Por isso, cada membro deve refletir sobre seu próprio comportamento, se está contribuindo devidamente para o bem-estar da comunidade ou se precisa realizar ajustes na sua conduta para garantir que todos sejam cuidados, amparados e ouvidos. Os líderes devem também permitir o desenvolvimento dos outros, a fim de que todos e todas cresçamos como discípulos e discípulas. Devem ainda exercer uma liderança humilde e simples, contribuindo com o reino e com o sustento e cuidado de todo o rebanho.
Realmente, este texto não é fácil de ler; confronta nossas estruturas e a nós mesmos. A lição mais profunda que podemos tirar dele é a promessa do cuidado divino.
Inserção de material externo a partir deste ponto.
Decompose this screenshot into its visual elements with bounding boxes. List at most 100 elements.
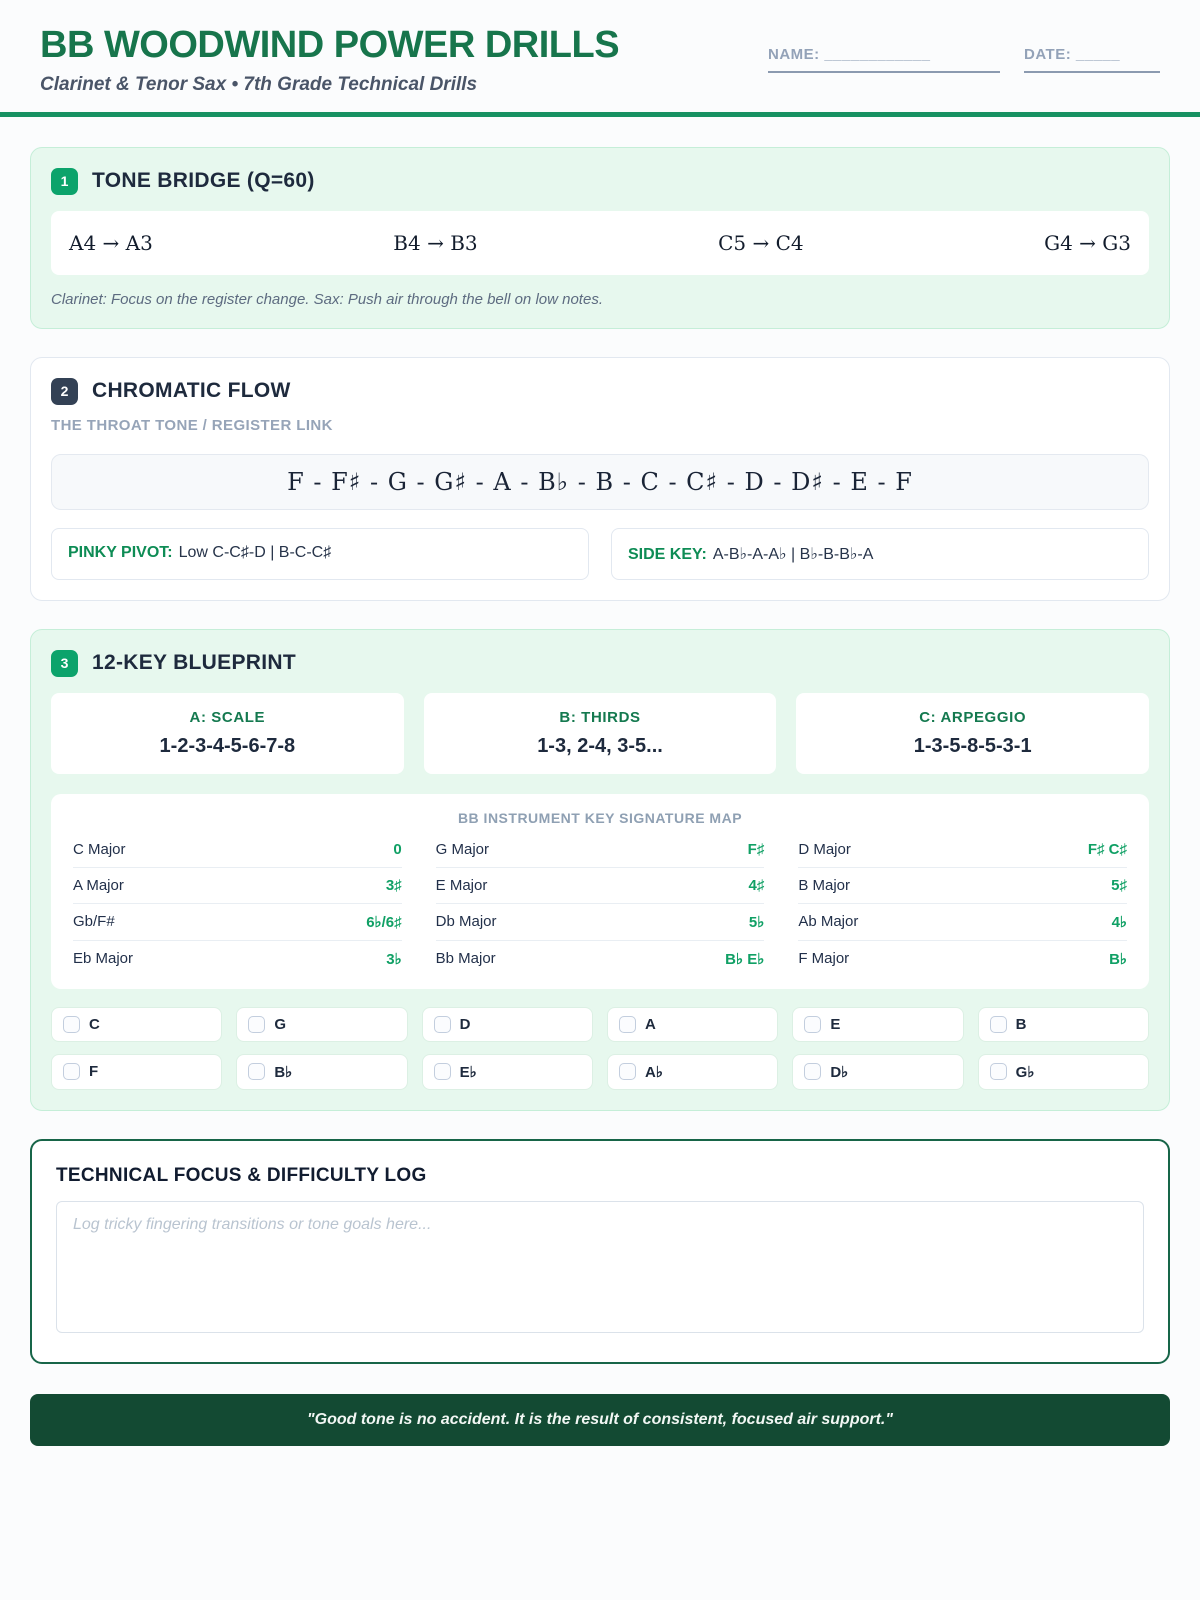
key-name: Gb/F# [73, 913, 115, 931]
tip-value: A-B♭-A-A♭ | B♭-B-B♭-A [712, 545, 874, 563]
header-divider [0, 111, 1200, 117]
footer-quote-text: "Good tone is no accident. It is the res… [307, 1410, 893, 1428]
section-chromatic-flow: 2 CHROMATIC FLOW THE THROAT TONE / REGIS… [30, 356, 1170, 601]
key-checkbox[interactable] [248, 1015, 266, 1033]
key-checkbox[interactable] [804, 1015, 822, 1033]
name-blank: NAME: ____________ [768, 46, 1000, 73]
section-12-key-blueprint: 3 12-KEY BLUEPRINT A: SCALE 1-2-3-4-5-6-… [30, 628, 1170, 1111]
key-name: G Major [435, 840, 489, 858]
pattern-value: 1-3, 2-4, 3-5... [537, 734, 663, 757]
key-checkbox[interactable] [618, 1015, 636, 1033]
pattern-value: 1-3-5-8-5-3-1 [913, 734, 1032, 757]
key-signature-map-title: BB INSTRUMENT KEY SIGNATURE MAP [457, 809, 743, 826]
key-map-row: F Major B♭ [798, 941, 1127, 977]
chromatic-scale-box: F - F♯ - G - G♯ - A - B♭ - B - C - C♯ - … [51, 453, 1149, 510]
key-check-label: G♭ [1015, 1063, 1035, 1081]
tip-label: SIDE KEY: [628, 545, 707, 563]
key-checkbox[interactable] [433, 1015, 451, 1033]
key-name: C Major [73, 840, 126, 858]
key-checkbox[interactable] [63, 1063, 80, 1081]
key-check-item[interactable]: A [606, 1006, 779, 1042]
key-map-row: Db Major 5♭ [435, 904, 765, 941]
section-technical-focus-log: TECHNICAL FOCUS & DIFFICULTY LOG [30, 1138, 1170, 1364]
key-checklist: C G D A E B F B♭ E♭ A♭ D♭ G♭ [51, 1006, 1149, 1090]
section3-title: 12-KEY BLUEPRINT [92, 651, 296, 675]
drill-item: C5 → C4 [718, 230, 804, 255]
key-check-item[interactable]: E [792, 1006, 964, 1042]
key-checkbox[interactable] [248, 1063, 266, 1081]
section-tone-bridge: 1 TONE BRIDGE (Q=60) A4 → A3 B4 → B3 C5 … [30, 146, 1170, 329]
pinky-pivot-tip: PINKY PIVOT: Low C-C♯-D | B-C-C♯ [51, 527, 589, 580]
key-signature: 3♯ [385, 876, 402, 894]
page-subtitle: Clarinet & Tenor Sax • 7th Grade Technic… [40, 73, 478, 95]
tip-value: Low C-C♯-D | B-C-C♯ [178, 543, 332, 561]
key-check-item[interactable]: F [51, 1053, 223, 1090]
section3-header: 3 12-KEY BLUEPRINT [51, 649, 1149, 677]
key-check-item[interactable]: D [421, 1006, 593, 1042]
chromatic-scale-text: F - F♯ - G - G♯ - A - B♭ - B - C - C♯ - … [287, 467, 913, 496]
key-name: A Major [73, 876, 124, 894]
key-name: B Major [798, 876, 851, 894]
key-map-row: Ab Major 4♭ [798, 904, 1127, 941]
pattern-card-thirds: B: THIRDS 1-3, 2-4, 3-5... [423, 692, 777, 774]
log-title: TECHNICAL FOCUS & DIFFICULTY LOG [56, 1164, 427, 1186]
key-check-label: D [459, 1015, 471, 1033]
key-check-item[interactable]: C [51, 1006, 223, 1042]
key-map-row: G Major F♯ [435, 832, 765, 868]
key-map-row: B Major 5♯ [798, 868, 1127, 904]
pattern-label: B: THIRDS [559, 708, 641, 726]
pattern-value: 1-2-3-4-5-6-7-8 [159, 734, 296, 757]
drill-item: A4 → A3 [69, 230, 153, 255]
key-name: Ab Major [798, 913, 859, 931]
page-title: BB WOODWIND POWER DRILLS [40, 24, 620, 66]
key-checkbox[interactable] [989, 1063, 1007, 1081]
key-checkbox[interactable] [63, 1015, 80, 1033]
key-check-label: E [830, 1015, 841, 1033]
key-name: Eb Major [73, 950, 134, 968]
key-check-item[interactable]: D♭ [792, 1053, 964, 1090]
key-checkbox[interactable] [989, 1015, 1007, 1033]
key-signature: B♭ [1109, 950, 1127, 968]
key-signature: 4♭ [1111, 913, 1127, 931]
key-map-row: C Major 0 [73, 832, 402, 868]
main-content: 1 TONE BRIDGE (Q=60) A4 → A3 B4 → B3 C5 … [0, 117, 1200, 1446]
section2-subtitle: THE THROAT TONE / REGISTER LINK [51, 416, 333, 434]
key-signature: 4♯ [748, 876, 765, 894]
key-checkbox[interactable] [804, 1063, 822, 1081]
key-signature: 6♭/6♯ [366, 913, 402, 931]
key-signature-grid: C Major 0 G Major F♯ D Major F♯ C♯ A Major 3… [73, 832, 1127, 977]
footer-quote-bar: "Good tone is no accident. It is the res… [30, 1393, 1170, 1446]
section2-header: 2 CHROMATIC FLOW [51, 377, 1149, 405]
key-check-item[interactable]: G [236, 1006, 408, 1042]
key-checkbox[interactable] [618, 1063, 636, 1081]
key-signature: F♯ [747, 840, 765, 858]
key-check-label: C [89, 1015, 100, 1033]
key-check-label: G [274, 1015, 286, 1033]
key-check-label: A [644, 1015, 656, 1033]
key-checkbox[interactable] [433, 1063, 451, 1081]
key-name: Db Major [435, 913, 497, 931]
key-check-item[interactable]: G♭ [977, 1053, 1149, 1090]
log-textarea[interactable] [56, 1200, 1144, 1333]
header-left: BB WOODWIND POWER DRILLS Clarinet & Teno… [40, 24, 620, 96]
key-name: D Major [798, 840, 851, 858]
key-check-item[interactable]: B♭ [236, 1053, 408, 1090]
key-signature: F♯ C♯ [1087, 840, 1127, 858]
tip-row: PINKY PIVOT: Low C-C♯-D | B-C-C♯ SIDE KEY… [51, 527, 1149, 580]
header: BB WOODWIND POWER DRILLS Clarinet & Teno… [0, 0, 1200, 96]
key-check-label: D♭ [830, 1063, 849, 1081]
key-name: E Major [435, 876, 488, 894]
key-check-item[interactable]: E♭ [421, 1053, 593, 1090]
key-map-row: D Major F♯ C♯ [798, 832, 1127, 868]
key-check-label: E♭ [459, 1063, 477, 1081]
drill-item: G4 → G3 [1044, 230, 1131, 255]
section1-number-badge: 1 [51, 167, 78, 195]
section3-number-badge: 3 [51, 649, 78, 677]
header-fields: NAME: ____________ DATE: _____ [768, 24, 1160, 73]
key-check-item[interactable]: A♭ [606, 1053, 779, 1090]
key-check-item[interactable]: B [977, 1006, 1149, 1042]
section2-number-badge: 2 [51, 377, 78, 405]
section1-note: Clarinet: Focus on the register change. … [51, 290, 603, 308]
section1-title: TONE BRIDGE (Q=60) [92, 169, 315, 193]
Quando pastores falham e ovelhas oprimem, Deus ainda está presente para guiar e proteger Seu rebanho. Por isso, o nosso desafio enquanto comunidade de fé é que busquemos incessantemente uma conexão espiritual mais profunda com Deus. Quando confiamos em Deus como nosso verdadeiro pastor, somos capacitados a seguir o Seu exemplo de cuidado e compaixão estabelecido por meio de Jesus, o bom pastor, que deu a Sua vida por todas as Suas ovelhas.
Não podemos esquecer que a liderança pastoral e o comportamento dos membros estão diretamente ligados, pois líderes, bons ou maus, trazem inspirações aos seus liderados. Se inspiram amor, o amor é vivenciado na comunidade, mas, se não cuidam das ovelhas, por que as ovelhas cuidariam umas das outras? Esta reflexão não alcança apenas aqueles que foram chamados para o pastoreio de pessoas, mas a todos aqueles e aquelas que pertencem ao rebanho de Jesus e são reconhecidos como Seus discípulos.
Os pastores devem zelar pelo cuidado com as vidas e a liderança deve dar exemplo de humildade e dedicação ao serviço, enquanto os membros devem demonstrar solidariedade e empatia uns pelos outros. Somente assim poderemos viver de acordo com o mandamento de amor ao próximo e alcançar o cuidado espiritual genuíno que a profecia de Ezequiel 34 pode nos ensinar, pois a mensagem continua a ressoar nos dias de hoje, chamando-nos a refletir sobre nossa liderança religiosa e nosso papel como membros de nossa comunidades de fé.
Que possamos exercer o amor para com todas as pessoas, independentemente de sua posição, formação ou ganho, trabalhando juntos para criar ambientes nos quais o cuidado, a justiça e a compaixão floresçam, a fim de que a mensagem do amor salvífico e o pastoreio de Jesus possam tornar-se uma realidade tangível e integral em nossas vidas e em nossas comunidades de fé. Que neste tempo do Advento possamos pensar no cuidado de Deus e no nosso cuidado para com o outro.
Que Deus nos abençoe e nos fortaleça para Sua missão!